If the float has to displace 3.24 cu.in. of water at specific gravity 1.000, then at our starting gravity of 1.040 it only has to displace 3.12 cu.in. of unfermented beer, and 3.22 cu.in. of beer at the finishing gravity of 1.0075. So we’re looking at a change of 0.1 cubic inches of displacement.

I found the center of mass to be about 3/8 inch closer to the end that is expected to sink. That’s not a huge margin of influence, but since the float will be almost entirely submerged anyway, it’s probably enough. The heavy end also happens to have less volume, due to the curvature, so it should have to sink more to displace the same amount.

Calculus is probably the correct way to solve this problem. 18.01 was a long time ago, though, so I’m hoping I can fudge it. Instead of trying to figure out how far this float should have tipped, let’s figure out if a 4º pitch could have changed the displacement 0.1 cu.in.

If we’re already mostly-submerged, we’re looking near an edge that is not 1 3/16 inches wide, but instead closer to 0.75 in (due to curvature). If the float were flat (which the y and z axis readings mostly suggest), 0.75 * 3.75 in would be above water 0.036 in. If we pitched that 4º, we would lose 0.12 cubic inches into the water:

Height lost at 4º over 3.75″: (sin(4/180)*3.75) = 0.08332647479 inches

Volume of 0.083 x 3.75 x 0.75 ” triangular prism: 0.75 * (0.083 * 3.75)/2 = 0.117 cubic inches

So 4º could actually the correct change for these parameters! This does require that the x and z axes were reading pitch, and not roll, though. A 4º roll with these parameters is only a change of about 0.02 cubic inches.

A final check: how well does the shape of this data match the shape of the BeerBug’s?
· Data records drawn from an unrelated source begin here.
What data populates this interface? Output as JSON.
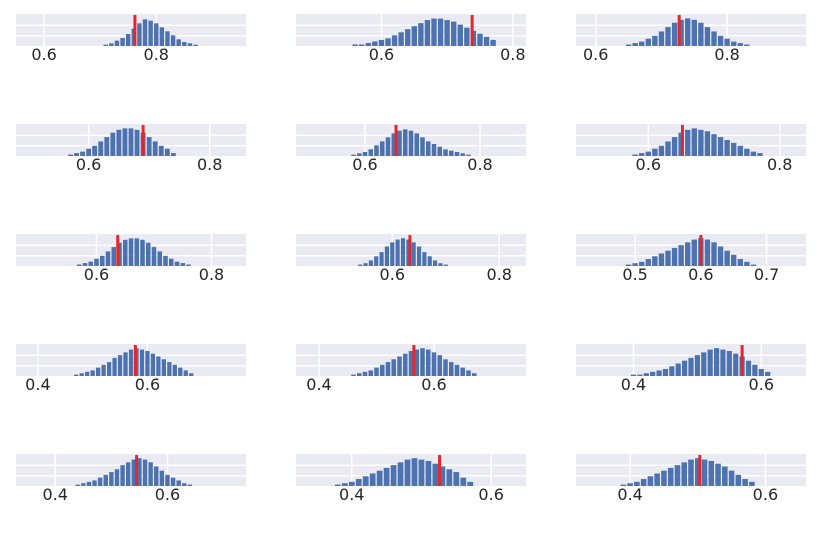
{
  "chart_data": [
    {
      "type": "bar",
      "title": "",
      "xlabel": "",
      "ylabel": "",
      "xlim": [
        0.55,
        0.96
      ],
      "xticks": [
        0.6,
        0.8
      ],
      "x": [
        0.71,
        0.72,
        0.73,
        0.74,
        0.75,
        0.76,
        0.77,
        0.78,
        0.79,
        0.8,
        0.81,
        0.82,
        0.83,
        0.84,
        0.85,
        0.86,
        0.87
      ],
      "values": [
        1,
        2,
        4,
        6,
        9,
        13,
        17,
        20,
        19,
        17,
        14,
        11,
        8,
        5,
        3,
        2,
        1
      ],
      "ylim": [
        0,
        24
      ],
      "marker": 0.762,
      "grid": true
    },
    {
      "type": "bar",
      "title": "",
      "xlabel": "",
      "ylabel": "",
      "xlim": [
        0.47,
        0.82
      ],
      "xticks": [
        0.6,
        0.8
      ],
      "x": [
        0.56,
        0.57,
        0.58,
        0.59,
        0.6,
        0.61,
        0.62,
        0.63,
        0.64,
        0.65,
        0.66,
        0.67,
        0.68,
        0.69,
        0.7,
        0.71,
        0.72,
        0.73,
        0.74,
        0.75,
        0.76,
        0.77
      ],
      "values": [
        1,
        1,
        2,
        3,
        4,
        5,
        7,
        9,
        11,
        13,
        15,
        17,
        18,
        18,
        17,
        16,
        14,
        12,
        10,
        8,
        6,
        4
      ],
      "ylim": [
        0,
        21
      ],
      "marker": 0.738,
      "grid": true
    },
    {
      "type": "bar",
      "title": "",
      "xlabel": "",
      "ylabel": "",
      "xlim": [
        0.57,
        0.92
      ],
      "xticks": [
        0.6,
        0.8
      ],
      "x": [
        0.65,
        0.66,
        0.67,
        0.68,
        0.69,
        0.7,
        0.71,
        0.72,
        0.73,
        0.74,
        0.75,
        0.76,
        0.77,
        0.78,
        0.79,
        0.8,
        0.81,
        0.82,
        0.83
      ],
      "values": [
        1,
        2,
        3,
        5,
        7,
        10,
        13,
        16,
        18,
        19,
        18,
        16,
        13,
        10,
        7,
        5,
        3,
        2,
        1
      ],
      "ylim": [
        0,
        22
      ],
      "marker": 0.727,
      "grid": true
    },
    {
      "type": "bar",
      "title": "",
      "xlabel": "",
      "ylabel": "",
      "xlim": [
        0.48,
        0.86
      ],
      "xticks": [
        0.6,
        0.8
      ],
      "x": [
        0.57,
        0.58,
        0.59,
        0.6,
        0.61,
        0.62,
        0.63,
        0.64,
        0.65,
        0.66,
        0.67,
        0.68,
        0.69,
        0.7,
        0.71,
        0.72,
        0.73,
        0.74
      ],
      "values": [
        1,
        2,
        3,
        5,
        7,
        10,
        13,
        16,
        18,
        19,
        19,
        18,
        16,
        13,
        10,
        7,
        5,
        2
      ],
      "ylim": [
        0,
        22
      ],
      "marker": 0.69,
      "grid": true
    },
    {
      "type": "bar",
      "title": "",
      "xlabel": "",
      "ylabel": "",
      "xlim": [
        0.48,
        0.88
      ],
      "xticks": [
        0.6,
        0.8
      ],
      "x": [
        0.58,
        0.59,
        0.6,
        0.61,
        0.62,
        0.63,
        0.64,
        0.65,
        0.66,
        0.67,
        0.68,
        0.69,
        0.7,
        0.71,
        0.72,
        0.73,
        0.74,
        0.75,
        0.76,
        0.77,
        0.78
      ],
      "values": [
        1,
        2,
        3,
        5,
        8,
        11,
        14,
        17,
        19,
        20,
        19,
        17,
        14,
        11,
        9,
        7,
        5,
        4,
        3,
        2,
        1
      ],
      "ylim": [
        0,
        24
      ],
      "marker": 0.654,
      "grid": true
    },
    {
      "type": "bar",
      "title": "",
      "xlabel": "",
      "ylabel": "",
      "xlim": [
        0.49,
        0.84
      ],
      "xticks": [
        0.6,
        0.8
      ],
      "x": [
        0.58,
        0.59,
        0.6,
        0.61,
        0.62,
        0.63,
        0.64,
        0.65,
        0.66,
        0.67,
        0.68,
        0.69,
        0.7,
        0.71,
        0.72,
        0.73,
        0.74,
        0.75,
        0.76,
        0.77
      ],
      "values": [
        1,
        2,
        3,
        5,
        7,
        10,
        13,
        16,
        18,
        19,
        18,
        17,
        15,
        13,
        11,
        9,
        7,
        5,
        3,
        2
      ],
      "ylim": [
        0,
        22
      ],
      "marker": 0.652,
      "grid": true
    },
    {
      "type": "bar",
      "title": "",
      "xlabel": "",
      "ylabel": "",
      "xlim": [
        0.46,
        0.86
      ],
      "xticks": [
        0.6,
        0.8
      ],
      "x": [
        0.57,
        0.58,
        0.59,
        0.6,
        0.61,
        0.62,
        0.63,
        0.64,
        0.65,
        0.66,
        0.67,
        0.68,
        0.69,
        0.7,
        0.71,
        0.72,
        0.73,
        0.74,
        0.75,
        0.76
      ],
      "values": [
        1,
        2,
        3,
        5,
        7,
        10,
        13,
        16,
        18,
        19,
        19,
        18,
        16,
        13,
        10,
        7,
        5,
        3,
        2,
        1
      ],
      "ylim": [
        0,
        22
      ],
      "marker": 0.637,
      "grid": true
    },
    {
      "type": "bar",
      "title": "",
      "xlabel": "",
      "ylabel": "",
      "xlim": [
        0.42,
        0.85
      ],
      "xticks": [
        0.6,
        0.8
      ],
      "x": [
        0.54,
        0.55,
        0.56,
        0.57,
        0.58,
        0.59,
        0.6,
        0.61,
        0.62,
        0.63,
        0.64,
        0.65,
        0.66,
        0.67,
        0.68,
        0.69,
        0.7
      ],
      "values": [
        1,
        2,
        4,
        7,
        10,
        14,
        17,
        19,
        20,
        19,
        17,
        14,
        10,
        7,
        4,
        2,
        1
      ],
      "ylim": [
        0,
        23
      ],
      "marker": 0.633,
      "grid": true
    },
    {
      "type": "bar",
      "title": "",
      "xlabel": "",
      "ylabel": "",
      "xlim": [
        0.41,
        0.76
      ],
      "xticks": [
        0.5,
        0.6,
        0.7
      ],
      "x": [
        0.49,
        0.5,
        0.51,
        0.52,
        0.53,
        0.54,
        0.55,
        0.56,
        0.57,
        0.58,
        0.59,
        0.6,
        0.61,
        0.62,
        0.63,
        0.64,
        0.65,
        0.66,
        0.67,
        0.68
      ],
      "values": [
        1,
        2,
        3,
        5,
        7,
        9,
        11,
        13,
        15,
        17,
        19,
        20,
        19,
        17,
        14,
        11,
        8,
        5,
        3,
        1
      ],
      "ylim": [
        0,
        23
      ],
      "marker": 0.6,
      "grid": true
    },
    {
      "type": "bar",
      "title": "",
      "xlabel": "",
      "ylabel": "",
      "xlim": [
        0.36,
        0.78
      ],
      "xticks": [
        0.4,
        0.6
      ],
      "x": [
        0.47,
        0.48,
        0.49,
        0.5,
        0.51,
        0.52,
        0.53,
        0.54,
        0.55,
        0.56,
        0.57,
        0.58,
        0.59,
        0.6,
        0.61,
        0.62,
        0.63,
        0.64,
        0.65,
        0.66,
        0.67,
        0.68
      ],
      "values": [
        1,
        2,
        3,
        4,
        6,
        8,
        10,
        13,
        15,
        17,
        19,
        20,
        19,
        18,
        16,
        14,
        12,
        10,
        8,
        6,
        4,
        2
      ],
      "ylim": [
        0,
        23
      ],
      "marker": 0.578,
      "grid": true
    },
    {
      "type": "bar",
      "title": "",
      "xlabel": "",
      "ylabel": "",
      "xlim": [
        0.36,
        0.76
      ],
      "xticks": [
        0.4,
        0.6
      ],
      "x": [
        0.46,
        0.47,
        0.48,
        0.49,
        0.5,
        0.51,
        0.52,
        0.53,
        0.54,
        0.55,
        0.56,
        0.57,
        0.58,
        0.59,
        0.6,
        0.61,
        0.62,
        0.63,
        0.64,
        0.65,
        0.66,
        0.67
      ],
      "values": [
        1,
        2,
        3,
        4,
        6,
        8,
        10,
        12,
        14,
        16,
        18,
        19,
        20,
        19,
        17,
        15,
        12,
        10,
        8,
        6,
        4,
        2
      ],
      "ylim": [
        0,
        23
      ],
      "marker": 0.565,
      "grid": true
    },
    {
      "type": "bar",
      "title": "",
      "xlabel": "",
      "ylabel": "",
      "xlim": [
        0.31,
        0.67
      ],
      "xticks": [
        0.4,
        0.6
      ],
      "x": [
        0.4,
        0.41,
        0.42,
        0.43,
        0.44,
        0.45,
        0.46,
        0.47,
        0.48,
        0.49,
        0.5,
        0.51,
        0.52,
        0.53,
        0.54,
        0.55,
        0.56,
        0.57,
        0.58,
        0.59,
        0.6,
        0.61
      ],
      "values": [
        1,
        1,
        2,
        3,
        4,
        5,
        7,
        9,
        11,
        13,
        15,
        17,
        19,
        20,
        19,
        18,
        16,
        14,
        11,
        8,
        5,
        3
      ],
      "ylim": [
        0,
        23
      ],
      "marker": 0.57,
      "grid": true
    },
    {
      "type": "bar",
      "title": "",
      "xlabel": "",
      "ylabel": "",
      "xlim": [
        0.33,
        0.74
      ],
      "xticks": [
        0.4,
        0.6
      ],
      "x": [
        0.44,
        0.45,
        0.46,
        0.47,
        0.48,
        0.49,
        0.5,
        0.51,
        0.52,
        0.53,
        0.54,
        0.55,
        0.56,
        0.57,
        0.58,
        0.59,
        0.6,
        0.61,
        0.62,
        0.63,
        0.64
      ],
      "values": [
        1,
        2,
        3,
        4,
        6,
        8,
        10,
        12,
        15,
        17,
        19,
        20,
        19,
        17,
        14,
        11,
        8,
        6,
        4,
        2,
        1
      ],
      "ylim": [
        0,
        23
      ],
      "marker": 0.545,
      "grid": true
    },
    {
      "type": "bar",
      "title": "",
      "xlabel": "",
      "ylabel": "",
      "xlim": [
        0.32,
        0.65
      ],
      "xticks": [
        0.4,
        0.6
      ],
      "x": [
        0.38,
        0.39,
        0.4,
        0.41,
        0.42,
        0.43,
        0.44,
        0.45,
        0.46,
        0.47,
        0.48,
        0.49,
        0.5,
        0.51,
        0.52,
        0.53,
        0.54,
        0.55,
        0.56,
        0.57
      ],
      "values": [
        1,
        2,
        3,
        5,
        7,
        9,
        11,
        13,
        15,
        17,
        19,
        20,
        19,
        18,
        16,
        14,
        12,
        10,
        6,
        3
      ],
      "ylim": [
        0,
        23
      ],
      "marker": 0.526,
      "grid": true
    },
    {
      "type": "bar",
      "title": "",
      "xlabel": "",
      "ylabel": "",
      "xlim": [
        0.32,
        0.66
      ],
      "xticks": [
        0.4,
        0.6
      ],
      "x": [
        0.39,
        0.4,
        0.41,
        0.42,
        0.43,
        0.44,
        0.45,
        0.46,
        0.47,
        0.48,
        0.49,
        0.5,
        0.51,
        0.52,
        0.53,
        0.54,
        0.55,
        0.56,
        0.57,
        0.58
      ],
      "values": [
        1,
        2,
        3,
        5,
        7,
        9,
        11,
        13,
        15,
        17,
        19,
        20,
        19,
        18,
        16,
        14,
        11,
        8,
        5,
        3
      ],
      "ylim": [
        0,
        23
      ],
      "marker": 0.503,
      "grid": true
    }
  ],
  "colors": {
    "plot_background": "#EAEAF2",
    "grid": "#FFFFFF",
    "bar": "#4C72B0",
    "marker": "#E8262A",
    "tick_text": "#262626"
  }
}
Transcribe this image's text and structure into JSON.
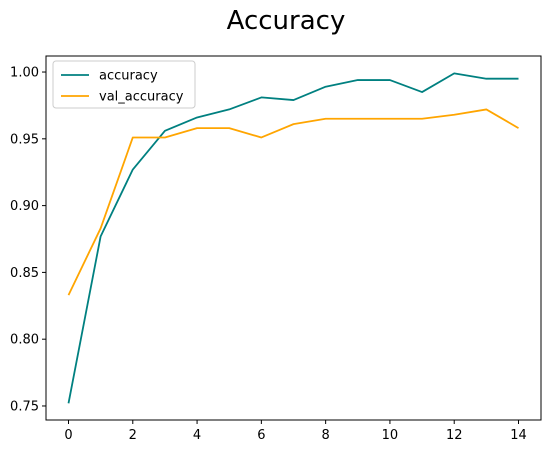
{
  "chart_data": {
    "type": "line",
    "title": "Accuracy",
    "xlabel": "",
    "ylabel": "",
    "x": [
      0,
      1,
      2,
      3,
      4,
      5,
      6,
      7,
      8,
      9,
      10,
      11,
      12,
      13,
      14
    ],
    "xlim": [
      -0.7,
      14.7
    ],
    "ylim": [
      0.7395,
      1.012
    ],
    "xticks": [
      0,
      2,
      4,
      6,
      8,
      10,
      12,
      14
    ],
    "xtick_labels": [
      "0",
      "2",
      "4",
      "6",
      "8",
      "10",
      "12",
      "14"
    ],
    "yticks": [
      0.75,
      0.8,
      0.85,
      0.9,
      0.95,
      1.0
    ],
    "ytick_labels": [
      "0.75",
      "0.80",
      "0.85",
      "0.90",
      "0.95",
      "1.00"
    ],
    "grid": false,
    "legend_position": "top-left",
    "series": [
      {
        "name": "accuracy",
        "color": "#008080",
        "values": [
          0.752,
          0.877,
          0.927,
          0.956,
          0.966,
          0.972,
          0.981,
          0.979,
          0.989,
          0.994,
          0.994,
          0.985,
          0.999,
          0.995,
          0.995
        ]
      },
      {
        "name": "val_accuracy",
        "color": "#FFA500",
        "values": [
          0.833,
          0.883,
          0.951,
          0.951,
          0.958,
          0.958,
          0.951,
          0.961,
          0.965,
          0.965,
          0.965,
          0.965,
          0.968,
          0.972,
          0.958
        ]
      }
    ]
  }
}
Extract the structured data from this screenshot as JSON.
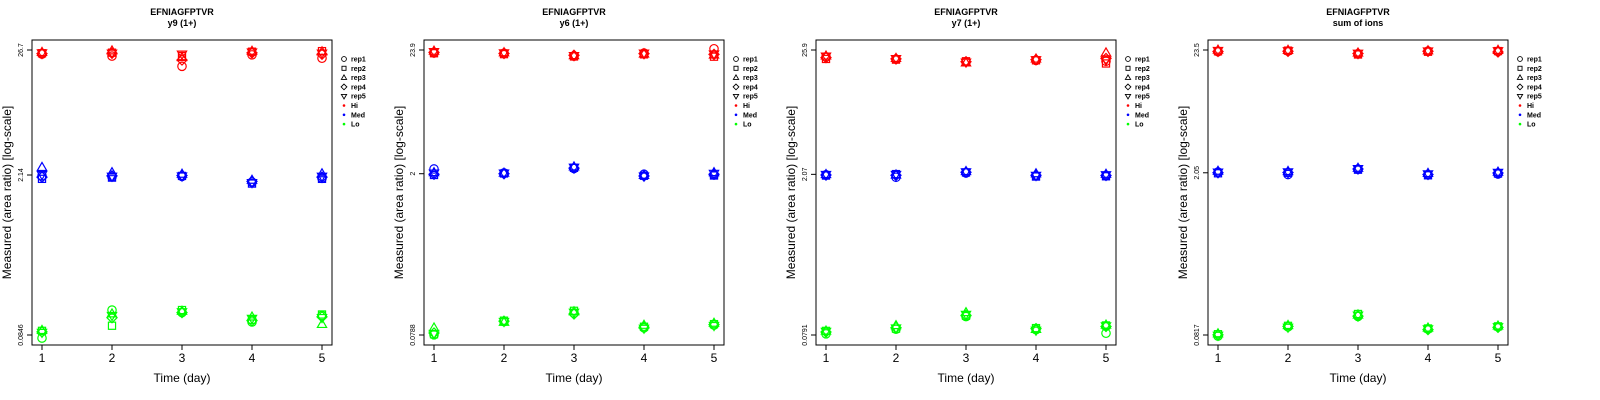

Comparing the Z axis, it looks like the story is similar to the pressure sensor: the change plateaus at about the same point as the BeerBug, signaling the end of primary fermentation. If the 4º change was measuring the correct thing, then math would have told me the correct final gravity, but it would have been much easier to have developed a calibration table with known angles of specific gravities beforehand.

That wraps up this experiment. I’ve added this data to the gist containing the other sensor data. What’s next for this beer sensing story … ?

For the BeerBug, it may be worth continuing to use their service. The device works when the service works, as shown in this data. If anything, I think I’d work on snooping its communication, so I could tee it off to my own storage, in case their service goes down again.

For the pressure sensor, it’s mostly about a new housing, and then calibration to that housing. It needs something that is both heavy enough to sink, and also flexible enough to compress. If both of those are taken care of, it seems like calibrating to known specific gravities may actually provide decent data.

For the tilt sensor, it’s also about a new housing. The weight distribution needs to be far more unbalanced, to ensure a larger change in angle. Something narrower, so that more sinking is required to balance displacement, would work to. If those can be taken care of, then calibration may make this as good as other options.

Both the pressure sensor and the tilt sensor would also benefit from getting the Helium Atom and battery onboard. Current results are probably affected by the cable running out of the carboy. For now, this would require fermenting in something with a wider neck, since the development board is too wide to fit in the carboy. That’s easy to do, and would avoid me having to design my own printed circuitry.

What was really amazing to me is how easy this sort of thing has become. A week after I got hardware, I put it into service. I2C is a nice standard communication protocol. Lua is a quick language to pick up. The Helium chip, library, and service work very smoothly. Between the dev kit and the sensors, I’m over \$100, but less than \$200 into this exploration. I can see why people are excited about IoT these days – it’s easy to get started, and fun to participate.

But for now, there are two cases of beer to sample in a couple of weeks, and they’re stacked under earlier brews, so I won’t have any more fermentation to measure for a while. I’m setting up one of my Atoms to monitor the temperature in the conditioning closet. I wonder what I should start measuring with the other.